I woke up this morning with my shirt on upside down.
You mean inside out.
No, upside down. I ripped the neck hole in the process of getting it around my waist.
the cops didnt even say happy birthday to me :(
dude, my ass and shoulder hurt from that kayak last night... note to self: wood planks holding kayak from ceiling do not also hold up a human being
yeah we were the ones eating jello shots out of the back of a jeep in the bar parking lot
Girl just walked into the bar with a T-shirt that says "I'm not Irish, kiss me anyways." Target aquired.
I legit had a 15 minute convo about dinosaurs with a guy at the bar last night cuz he was wearing a jurassic park shirt
Dropping acid was like seeing the whole world as a blank canvas to imagine anything I wanted.
And apparently all you wanted was to watch the sun explode and me take 60,000 dicks to the face.
New low. Just realized I hooked up with a guy from Grindr in the hallway of a building my great grandfather used to own..
Did I seriously answer the door for a home delivery of weed from you and your boss while wearing last night's 80s rockstar face paint?
They should make eskimo sister bracelets. OMG WE NEED BRACELETS WITH IGLOOS ON THEM.
I pretended to be blind and he pretended to be my assistant and long story short, we had to buy that bra and panty set, and now we're both banned from Victoria's Secret AND I have a cum stained demi cup.

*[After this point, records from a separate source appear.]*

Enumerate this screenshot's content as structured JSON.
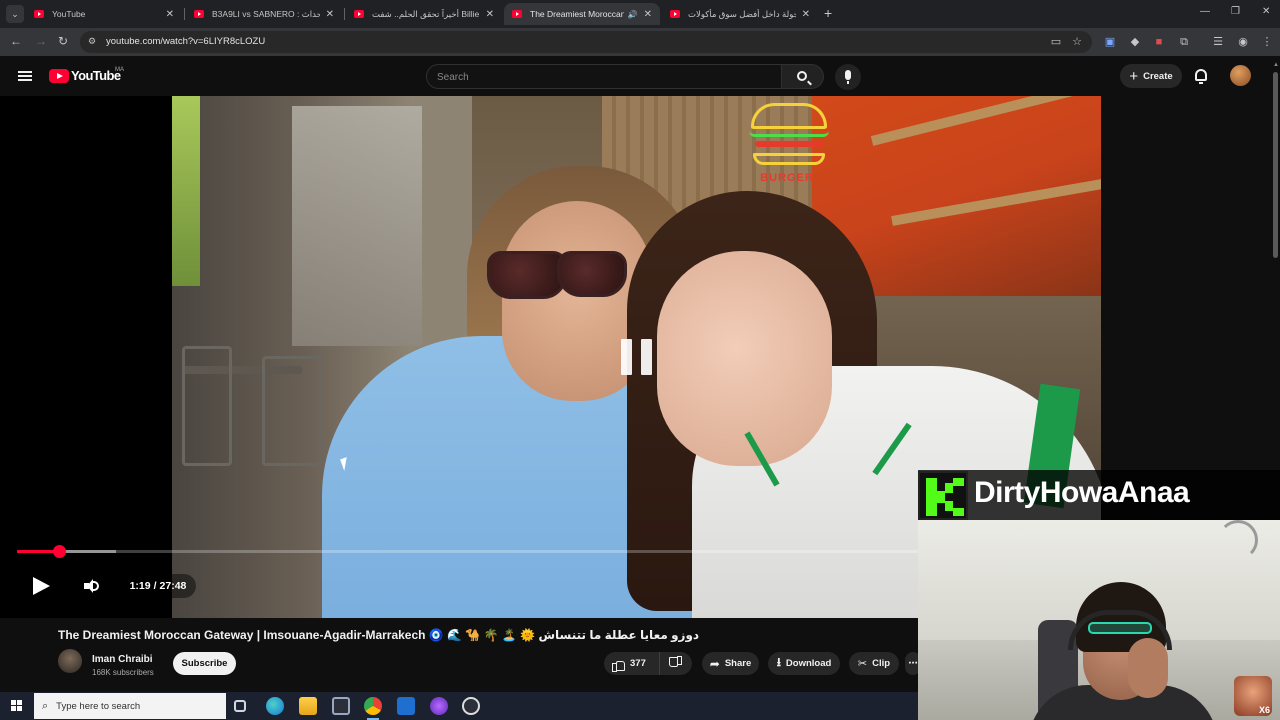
{
  "browser": {
    "tabs": [
      {
        "title": "YouTube",
        "active": false
      },
      {
        "title": "B3A9LI vs SABNERO : ح للأحداث",
        "active": false
      },
      {
        "title": "أخيراً تحقق الحلم.. شفت Billie Eilish",
        "active": false
      },
      {
        "title": "The Dreamiest Moroccan G",
        "active": true
      },
      {
        "title": "جولة داخل أفضل سوق مأكولات",
        "active": false
      }
    ],
    "url": "youtube.com/watch?v=6LIYR8cLOZU"
  },
  "masthead": {
    "logo_text": "YouTube",
    "country_code": "MA",
    "search_placeholder": "Search",
    "create_label": "Create"
  },
  "player": {
    "current_time": "1:19",
    "time_separator": "/",
    "duration": "27:48",
    "progress_fraction": 0.047,
    "buffered_fraction": 0.11,
    "state": "paused-overlay"
  },
  "video": {
    "title": "The Dreamiest Moroccan Gateway | Imsouane-Agadir-Marrakech 🧿 🌊 🐪 🌴 🏝️ 🌞 دوزو معايا عطلة ما تتنساش",
    "channel_name": "Iman Chraibi",
    "subscribers": "168K subscribers",
    "subscribe_label": "Subscribe",
    "like_count": "377",
    "share_label": "Share",
    "download_label": "Download",
    "clip_label": "Clip"
  },
  "overlay": {
    "streamer_name": "DirtyHowaAnaa",
    "platform": "kick-logo",
    "badge_text": "X6"
  },
  "scene": {
    "neon_sign_text": "BURGER"
  },
  "taskbar": {
    "search_placeholder": "Type here to search"
  },
  "colors": {
    "youtube_red": "#ff0033",
    "kick_green": "#53fc18",
    "background": "#0f0f0f"
  }
}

hurry there's a jack Daniels slip n slide and clothes are coming off faster than I can even comprehend oh thank god for autocorrect
If I slept with her my dick would come out glittery
coward.
He's the first boyfriend I wouldn't cheat on. This is a really big deal for me
I don't think getting eaten out in a smart car behind a circle-k on my break by a guy I just met classifies as social distancing, but I'm beginning to love night shift more and more.